CSC 321: Data Structures
Fall 2013

HW2: Queues & Music

This assignment is inispired by a Nifty Assignment introduced by Kevin Wayne (Princeton University) and refined by Stuart Reges (University of Washington).


When a piano wire is struck, the wire vibrates and creates sound. The vibration can be measured by sampling the displacement of the wire at equally spaced points. These displacement measurements can be stored digitally, say in a list or queue structure, then used to recreate the sound wave over a speaker.

Sample Displacements

For this assignment, you will store the displacement values for a piano wire in a queue structure. When at rest, the wire can contain energy at any frequency. This is modeled by assigning the queue to contain random real numbers between -1/2 and +1/2. After the wire is struck, it vibrates causing a displacement that spreads wave-like over time. The Karplus-Strong algorithm simulates this vibration using a fairly simple update process: it repeatedly deletes the first sample from the queue and adds to the end of the queue the average of the first two samples, scaled by an energy decay factor of 0.996.

Karplus-Strong algorithm

This simple algorithm provides an effective model of the wire vibration due to two features: the queue feedback mechanism and the averaging operation.

  1. The queue feedback mechanism. The queue models the medium (a wire fixed at both ends) in which the energy travels back and forth. The length of the queue determines the fundamental frequency of the resulting sound. Sonically, the feedback mechanism reinforces only the fundamental frequency and its harmonics (frequencies at integer multiples of the fundamental). The energy decay factor (.996 in this case) models the slight dissipation in energy as the wave makes a roundtrip through the wire.
  2. The averaging operation. The averaging operation serves as a gentle low pass filter (which removes higher frequencies while allowing lower frequencies to pass). Because it is in the path of the feedback, this has the effect of gradually attenuating the higher harmonics while keeping the lower ones, which corresponds closely with how a struck wire actually sounds.
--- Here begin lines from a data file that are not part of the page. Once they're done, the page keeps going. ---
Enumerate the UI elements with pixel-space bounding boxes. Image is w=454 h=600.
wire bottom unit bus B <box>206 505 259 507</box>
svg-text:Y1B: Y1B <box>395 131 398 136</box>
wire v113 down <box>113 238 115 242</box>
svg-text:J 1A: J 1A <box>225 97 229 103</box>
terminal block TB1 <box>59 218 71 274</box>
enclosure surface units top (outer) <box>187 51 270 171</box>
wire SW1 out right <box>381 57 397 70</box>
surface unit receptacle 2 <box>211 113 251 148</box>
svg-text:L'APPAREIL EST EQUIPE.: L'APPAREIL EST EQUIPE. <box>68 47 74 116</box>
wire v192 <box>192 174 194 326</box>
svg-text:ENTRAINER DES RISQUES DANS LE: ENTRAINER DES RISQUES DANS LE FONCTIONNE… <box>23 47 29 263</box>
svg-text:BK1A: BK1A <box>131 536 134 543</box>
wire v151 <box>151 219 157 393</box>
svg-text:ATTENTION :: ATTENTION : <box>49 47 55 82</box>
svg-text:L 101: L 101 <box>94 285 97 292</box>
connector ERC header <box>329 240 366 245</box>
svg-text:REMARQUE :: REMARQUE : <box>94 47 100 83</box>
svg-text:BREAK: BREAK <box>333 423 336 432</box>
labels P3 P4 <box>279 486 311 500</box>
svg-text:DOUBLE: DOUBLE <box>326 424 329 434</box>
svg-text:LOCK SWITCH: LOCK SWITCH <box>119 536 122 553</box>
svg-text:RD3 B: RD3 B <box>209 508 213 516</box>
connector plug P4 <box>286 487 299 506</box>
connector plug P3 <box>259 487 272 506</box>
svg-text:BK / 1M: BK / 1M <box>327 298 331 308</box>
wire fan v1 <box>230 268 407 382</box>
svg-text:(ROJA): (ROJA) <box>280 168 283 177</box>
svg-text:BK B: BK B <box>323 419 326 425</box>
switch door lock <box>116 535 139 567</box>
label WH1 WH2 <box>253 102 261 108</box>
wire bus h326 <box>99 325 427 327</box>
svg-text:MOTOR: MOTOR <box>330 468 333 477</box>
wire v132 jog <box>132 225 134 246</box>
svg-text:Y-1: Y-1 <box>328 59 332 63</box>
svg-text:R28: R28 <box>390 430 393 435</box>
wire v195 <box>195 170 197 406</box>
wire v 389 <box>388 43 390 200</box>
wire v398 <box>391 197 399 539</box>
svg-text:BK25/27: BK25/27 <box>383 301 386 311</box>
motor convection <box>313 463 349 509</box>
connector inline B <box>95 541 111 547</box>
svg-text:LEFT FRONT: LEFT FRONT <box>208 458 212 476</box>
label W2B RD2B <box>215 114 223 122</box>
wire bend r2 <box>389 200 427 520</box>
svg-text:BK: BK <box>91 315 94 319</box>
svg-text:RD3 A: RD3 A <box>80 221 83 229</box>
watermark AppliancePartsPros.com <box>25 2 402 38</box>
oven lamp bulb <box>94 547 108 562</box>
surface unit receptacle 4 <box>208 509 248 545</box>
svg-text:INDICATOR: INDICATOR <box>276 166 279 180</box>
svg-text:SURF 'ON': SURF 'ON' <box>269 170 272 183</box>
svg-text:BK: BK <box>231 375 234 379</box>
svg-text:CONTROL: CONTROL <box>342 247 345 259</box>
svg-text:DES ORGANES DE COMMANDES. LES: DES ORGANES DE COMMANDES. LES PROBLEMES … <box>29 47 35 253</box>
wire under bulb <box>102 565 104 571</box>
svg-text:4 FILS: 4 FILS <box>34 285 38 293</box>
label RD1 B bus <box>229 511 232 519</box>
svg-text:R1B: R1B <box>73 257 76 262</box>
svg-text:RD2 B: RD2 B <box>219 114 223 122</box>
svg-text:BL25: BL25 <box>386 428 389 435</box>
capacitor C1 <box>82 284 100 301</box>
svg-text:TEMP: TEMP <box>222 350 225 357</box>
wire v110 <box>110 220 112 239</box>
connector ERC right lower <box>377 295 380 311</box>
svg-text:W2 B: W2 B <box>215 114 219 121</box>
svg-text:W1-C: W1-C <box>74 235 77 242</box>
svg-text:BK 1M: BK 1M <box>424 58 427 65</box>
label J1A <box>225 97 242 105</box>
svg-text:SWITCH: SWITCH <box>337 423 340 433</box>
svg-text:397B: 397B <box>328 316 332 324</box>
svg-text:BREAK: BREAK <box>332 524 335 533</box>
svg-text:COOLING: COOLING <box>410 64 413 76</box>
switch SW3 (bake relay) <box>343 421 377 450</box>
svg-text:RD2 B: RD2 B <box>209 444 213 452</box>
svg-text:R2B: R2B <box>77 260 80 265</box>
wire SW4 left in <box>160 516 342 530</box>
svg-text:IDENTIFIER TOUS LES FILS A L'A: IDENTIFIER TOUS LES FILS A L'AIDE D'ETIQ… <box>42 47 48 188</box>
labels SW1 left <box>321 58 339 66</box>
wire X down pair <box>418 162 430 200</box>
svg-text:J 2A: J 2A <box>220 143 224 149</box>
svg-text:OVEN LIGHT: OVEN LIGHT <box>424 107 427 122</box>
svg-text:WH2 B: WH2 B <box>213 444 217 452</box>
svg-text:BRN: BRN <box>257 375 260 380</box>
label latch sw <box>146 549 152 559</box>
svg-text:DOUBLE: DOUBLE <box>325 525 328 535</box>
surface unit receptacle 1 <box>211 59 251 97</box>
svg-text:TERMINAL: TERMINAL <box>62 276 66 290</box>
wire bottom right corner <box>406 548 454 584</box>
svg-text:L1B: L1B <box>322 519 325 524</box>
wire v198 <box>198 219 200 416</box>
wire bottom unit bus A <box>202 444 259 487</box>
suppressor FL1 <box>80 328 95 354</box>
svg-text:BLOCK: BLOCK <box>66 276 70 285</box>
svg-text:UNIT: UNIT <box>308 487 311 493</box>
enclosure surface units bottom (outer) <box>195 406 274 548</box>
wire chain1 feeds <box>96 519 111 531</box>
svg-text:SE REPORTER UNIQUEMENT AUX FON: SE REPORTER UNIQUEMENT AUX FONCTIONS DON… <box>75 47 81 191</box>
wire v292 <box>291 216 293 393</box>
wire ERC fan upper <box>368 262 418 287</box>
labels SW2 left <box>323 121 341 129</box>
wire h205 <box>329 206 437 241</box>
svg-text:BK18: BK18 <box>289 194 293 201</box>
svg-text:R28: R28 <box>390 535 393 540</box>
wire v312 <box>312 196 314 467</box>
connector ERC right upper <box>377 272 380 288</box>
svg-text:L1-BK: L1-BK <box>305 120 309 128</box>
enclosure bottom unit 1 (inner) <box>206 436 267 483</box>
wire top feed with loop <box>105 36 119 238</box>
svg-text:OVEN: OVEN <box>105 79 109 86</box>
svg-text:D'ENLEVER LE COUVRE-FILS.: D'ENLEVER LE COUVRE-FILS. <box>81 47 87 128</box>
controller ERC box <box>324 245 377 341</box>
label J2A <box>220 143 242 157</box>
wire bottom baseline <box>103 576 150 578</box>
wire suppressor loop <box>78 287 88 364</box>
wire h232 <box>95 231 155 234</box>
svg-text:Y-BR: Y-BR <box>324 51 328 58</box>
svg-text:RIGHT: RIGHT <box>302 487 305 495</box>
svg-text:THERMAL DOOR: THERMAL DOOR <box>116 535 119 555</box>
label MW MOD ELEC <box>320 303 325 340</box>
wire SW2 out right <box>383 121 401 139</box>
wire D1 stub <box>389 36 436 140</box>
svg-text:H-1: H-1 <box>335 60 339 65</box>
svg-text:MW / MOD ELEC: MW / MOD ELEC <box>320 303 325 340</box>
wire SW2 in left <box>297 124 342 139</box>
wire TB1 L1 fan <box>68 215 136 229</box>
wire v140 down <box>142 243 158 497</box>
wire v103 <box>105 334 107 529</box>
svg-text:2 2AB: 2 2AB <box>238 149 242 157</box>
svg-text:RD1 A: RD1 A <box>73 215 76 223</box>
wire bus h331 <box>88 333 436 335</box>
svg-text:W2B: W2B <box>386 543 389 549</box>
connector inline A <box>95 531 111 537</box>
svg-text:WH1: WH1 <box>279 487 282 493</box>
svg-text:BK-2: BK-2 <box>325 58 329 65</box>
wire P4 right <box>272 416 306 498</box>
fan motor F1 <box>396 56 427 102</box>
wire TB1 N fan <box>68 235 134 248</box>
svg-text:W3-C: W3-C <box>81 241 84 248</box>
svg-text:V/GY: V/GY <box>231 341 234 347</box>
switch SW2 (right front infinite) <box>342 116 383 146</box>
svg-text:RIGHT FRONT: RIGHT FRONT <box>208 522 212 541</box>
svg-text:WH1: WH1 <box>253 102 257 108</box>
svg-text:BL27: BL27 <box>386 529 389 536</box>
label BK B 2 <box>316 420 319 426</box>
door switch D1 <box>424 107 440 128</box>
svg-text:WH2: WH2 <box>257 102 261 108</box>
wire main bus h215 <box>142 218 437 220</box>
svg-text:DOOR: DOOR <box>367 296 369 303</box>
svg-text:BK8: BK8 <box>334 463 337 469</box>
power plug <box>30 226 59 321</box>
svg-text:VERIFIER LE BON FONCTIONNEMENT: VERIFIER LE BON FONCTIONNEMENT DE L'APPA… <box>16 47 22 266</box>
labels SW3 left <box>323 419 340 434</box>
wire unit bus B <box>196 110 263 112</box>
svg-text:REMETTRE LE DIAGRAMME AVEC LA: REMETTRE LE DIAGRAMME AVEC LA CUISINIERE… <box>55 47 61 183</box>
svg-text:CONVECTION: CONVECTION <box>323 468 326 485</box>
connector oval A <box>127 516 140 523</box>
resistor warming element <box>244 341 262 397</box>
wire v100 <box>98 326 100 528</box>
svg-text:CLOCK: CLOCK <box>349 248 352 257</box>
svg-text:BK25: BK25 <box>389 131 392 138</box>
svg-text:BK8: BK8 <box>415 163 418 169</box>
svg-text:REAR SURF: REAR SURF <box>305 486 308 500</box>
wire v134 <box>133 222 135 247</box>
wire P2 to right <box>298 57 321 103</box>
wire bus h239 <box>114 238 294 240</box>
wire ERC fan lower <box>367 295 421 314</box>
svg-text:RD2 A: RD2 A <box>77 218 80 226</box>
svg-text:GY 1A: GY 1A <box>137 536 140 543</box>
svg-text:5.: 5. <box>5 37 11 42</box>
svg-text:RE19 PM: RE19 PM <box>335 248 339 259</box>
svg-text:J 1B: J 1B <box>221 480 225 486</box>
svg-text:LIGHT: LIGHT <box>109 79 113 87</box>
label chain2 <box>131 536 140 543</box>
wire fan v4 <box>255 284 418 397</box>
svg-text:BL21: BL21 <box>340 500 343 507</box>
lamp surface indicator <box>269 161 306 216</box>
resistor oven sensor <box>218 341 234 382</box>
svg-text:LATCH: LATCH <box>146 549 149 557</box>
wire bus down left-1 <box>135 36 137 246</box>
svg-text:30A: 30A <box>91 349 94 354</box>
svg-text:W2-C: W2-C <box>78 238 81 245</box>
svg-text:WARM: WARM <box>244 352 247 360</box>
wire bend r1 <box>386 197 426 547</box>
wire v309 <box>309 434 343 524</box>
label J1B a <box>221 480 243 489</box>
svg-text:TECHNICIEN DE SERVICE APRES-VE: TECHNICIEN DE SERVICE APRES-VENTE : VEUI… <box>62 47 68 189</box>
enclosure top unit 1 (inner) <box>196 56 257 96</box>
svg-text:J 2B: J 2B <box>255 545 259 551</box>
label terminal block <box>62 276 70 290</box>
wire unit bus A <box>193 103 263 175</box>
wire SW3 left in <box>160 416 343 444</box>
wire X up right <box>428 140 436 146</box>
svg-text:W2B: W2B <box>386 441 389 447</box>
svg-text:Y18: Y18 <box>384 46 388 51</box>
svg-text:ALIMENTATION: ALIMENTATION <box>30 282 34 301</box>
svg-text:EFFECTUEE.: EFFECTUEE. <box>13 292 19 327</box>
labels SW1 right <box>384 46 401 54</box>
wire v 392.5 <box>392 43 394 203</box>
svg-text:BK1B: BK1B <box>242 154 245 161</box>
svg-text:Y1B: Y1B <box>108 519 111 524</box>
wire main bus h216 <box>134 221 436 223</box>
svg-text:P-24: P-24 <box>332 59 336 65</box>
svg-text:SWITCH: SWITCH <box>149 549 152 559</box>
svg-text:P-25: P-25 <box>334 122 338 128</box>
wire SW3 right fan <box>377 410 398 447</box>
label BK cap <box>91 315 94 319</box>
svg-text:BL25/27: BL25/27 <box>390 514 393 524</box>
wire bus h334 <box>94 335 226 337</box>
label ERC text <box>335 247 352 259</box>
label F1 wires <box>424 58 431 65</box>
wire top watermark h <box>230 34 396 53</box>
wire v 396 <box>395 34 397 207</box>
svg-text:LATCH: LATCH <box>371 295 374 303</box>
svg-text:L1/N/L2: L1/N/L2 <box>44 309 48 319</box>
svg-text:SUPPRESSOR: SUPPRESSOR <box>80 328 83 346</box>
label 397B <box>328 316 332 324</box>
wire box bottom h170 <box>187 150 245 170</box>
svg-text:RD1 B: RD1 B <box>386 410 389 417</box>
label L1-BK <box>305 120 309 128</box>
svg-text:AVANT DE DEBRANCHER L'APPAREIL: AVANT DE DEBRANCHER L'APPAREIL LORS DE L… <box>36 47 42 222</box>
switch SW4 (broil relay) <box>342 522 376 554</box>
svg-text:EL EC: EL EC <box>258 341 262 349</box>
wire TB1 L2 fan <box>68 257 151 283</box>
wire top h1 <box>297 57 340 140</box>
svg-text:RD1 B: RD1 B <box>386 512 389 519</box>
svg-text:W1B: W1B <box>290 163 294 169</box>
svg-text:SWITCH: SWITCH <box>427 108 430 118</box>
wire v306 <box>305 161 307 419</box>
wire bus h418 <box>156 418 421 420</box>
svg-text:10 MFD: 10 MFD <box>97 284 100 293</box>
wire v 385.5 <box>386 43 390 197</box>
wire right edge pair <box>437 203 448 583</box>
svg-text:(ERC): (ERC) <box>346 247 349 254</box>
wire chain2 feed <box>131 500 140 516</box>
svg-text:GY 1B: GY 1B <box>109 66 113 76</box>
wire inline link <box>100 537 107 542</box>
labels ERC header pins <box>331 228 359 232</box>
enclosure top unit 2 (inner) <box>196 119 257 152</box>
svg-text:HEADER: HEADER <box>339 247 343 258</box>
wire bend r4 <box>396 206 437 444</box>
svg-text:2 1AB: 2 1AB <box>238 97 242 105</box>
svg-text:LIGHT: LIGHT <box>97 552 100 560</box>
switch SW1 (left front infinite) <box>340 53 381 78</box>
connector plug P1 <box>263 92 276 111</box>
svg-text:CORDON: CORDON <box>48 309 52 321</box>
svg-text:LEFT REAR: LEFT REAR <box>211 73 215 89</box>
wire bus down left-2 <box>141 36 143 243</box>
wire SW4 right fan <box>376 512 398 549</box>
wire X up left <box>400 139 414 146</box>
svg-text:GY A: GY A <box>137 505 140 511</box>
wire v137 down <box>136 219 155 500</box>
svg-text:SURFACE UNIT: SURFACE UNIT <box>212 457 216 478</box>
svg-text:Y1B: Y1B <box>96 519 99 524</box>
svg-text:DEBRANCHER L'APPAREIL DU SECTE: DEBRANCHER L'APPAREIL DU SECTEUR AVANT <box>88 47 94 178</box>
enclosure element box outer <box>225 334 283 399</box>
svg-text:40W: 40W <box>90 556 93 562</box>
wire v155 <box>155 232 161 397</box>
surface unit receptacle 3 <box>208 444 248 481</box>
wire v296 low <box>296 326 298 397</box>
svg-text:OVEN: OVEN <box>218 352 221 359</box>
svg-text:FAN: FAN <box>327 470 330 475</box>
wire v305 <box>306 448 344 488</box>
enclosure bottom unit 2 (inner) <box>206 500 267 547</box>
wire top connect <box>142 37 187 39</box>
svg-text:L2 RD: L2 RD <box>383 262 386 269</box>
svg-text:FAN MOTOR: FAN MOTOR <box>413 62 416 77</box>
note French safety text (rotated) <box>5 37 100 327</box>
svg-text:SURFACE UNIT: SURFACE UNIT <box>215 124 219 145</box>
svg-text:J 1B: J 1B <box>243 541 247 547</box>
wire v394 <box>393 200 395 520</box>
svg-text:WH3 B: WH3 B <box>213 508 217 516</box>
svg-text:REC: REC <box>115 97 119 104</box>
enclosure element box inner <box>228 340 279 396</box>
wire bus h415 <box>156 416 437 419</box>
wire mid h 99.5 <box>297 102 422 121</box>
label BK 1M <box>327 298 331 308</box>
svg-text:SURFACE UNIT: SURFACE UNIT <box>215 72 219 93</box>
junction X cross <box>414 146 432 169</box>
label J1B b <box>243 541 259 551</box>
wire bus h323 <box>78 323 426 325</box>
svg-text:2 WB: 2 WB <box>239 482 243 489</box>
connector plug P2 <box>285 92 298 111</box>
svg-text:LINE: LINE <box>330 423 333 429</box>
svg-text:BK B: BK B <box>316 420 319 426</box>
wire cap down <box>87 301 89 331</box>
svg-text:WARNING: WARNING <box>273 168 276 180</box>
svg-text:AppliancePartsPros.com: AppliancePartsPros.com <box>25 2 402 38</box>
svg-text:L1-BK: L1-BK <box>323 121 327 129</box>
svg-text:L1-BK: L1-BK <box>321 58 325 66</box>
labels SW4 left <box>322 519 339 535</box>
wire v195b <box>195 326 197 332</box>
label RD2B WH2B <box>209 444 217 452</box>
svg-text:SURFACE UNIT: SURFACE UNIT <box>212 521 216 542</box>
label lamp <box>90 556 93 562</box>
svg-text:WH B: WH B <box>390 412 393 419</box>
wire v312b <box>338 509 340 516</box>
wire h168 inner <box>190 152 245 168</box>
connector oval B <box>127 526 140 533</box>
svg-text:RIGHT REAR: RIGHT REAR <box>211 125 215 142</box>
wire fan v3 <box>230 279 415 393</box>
Part 1: Modeling a piano wire (50%)

For the first part of this assignment, you are to implement a class that models a single piano wire. Your PianoWire class should provide the following constructor and methods:

public PianoWire(int wireNum)
The class constructor takes a single input, a non-negative integer that specifies the wire number (relative to C). That is, a parameter of 0 will produce a C string, 1 will produce C#, 2 will produce D..., etc. The constructor should initialize a queue containing N zeros, where N is the nearest integer to:

        SAMPLE_RATE * 2(22 - wireNum)/12 / 440

Here, SAMPLE_RATE is a constant defined in the StdAudio class, which was developed at Princeton.

public void strike()
This method simulates striking the wire by replacing all of the values in the queue with random values from the range -0.5 to 0.5. The size of the queue should remain unchanged.

public double sample()
This method returns the value currently stored at the front of the queue. It also updates the contents of the queue so that a different sample is obtained each time the method is called. The update removes the value currently at the front and adds a new value to the rear, which is the average of the two front values multiplied by a decay factor of 0.996. See the previous diagram for an example of this update operation.

You should test your class thoroughly by creating an object with a short queue and displaying the results of each update. Once you are convinced that the class is behaving as desired, you may integrate it with the provided Piano class. This class implements a simple piano, with keyboard keys mapping to individual wires. The routines for rendering the vibrations using your computer's sound card are contained in the utility class StdAudio. The routines for processing keyboard events are contained in the utility class StdDraw, which was also developed at Princeton.

Part 2: Modeling a player piano (50%)

A player piano is a mechanical piano that uses some medium (often paper rolls with patterns of holes) to encode the notes and chords of a composition. The player piano mechanism interprets the pattern and automates the playing of that composition. You are to implement a PlayerPiano class that automates the playing of a composition on a Piano object. The main method of your class should prompt the user for the name of a text file, read in the contents of the file, and play the notes/chords.

Your class should utilize a piano with 3 octaves. The 12 notes in the middle octave are denoted:

    "C", "C#" or "Db", "D", "D#" or "Eb", "E", "F", "F#" or "Gb", "G", "G#" or "Ab", "A", "A#" or "Bb", "B"

Note that the black keys in an octave can be denoted in two ways, as a sharp (using "#") or a flat (using "b"). The notes in the lower octave are the same but with a "-" character at the end (e.g., "C-" is low-C). Similarly, the notes in the higher octave are the same but with a "+" character at the end (e.g., "Eb+" is high-E-flat). Notes that appear on the same line of the file should be played simultaneously. This is accomplished by striking all of the corresponding wires, then calling the Piano.play method in a loop to control the duration. Each note/chord should play for 0.5 seconds (i.e., repeatedly play the notes SAMPLE_RATE/2 times).

Files that encode Chopsticks and Mary had a Little Lamb are provided for you.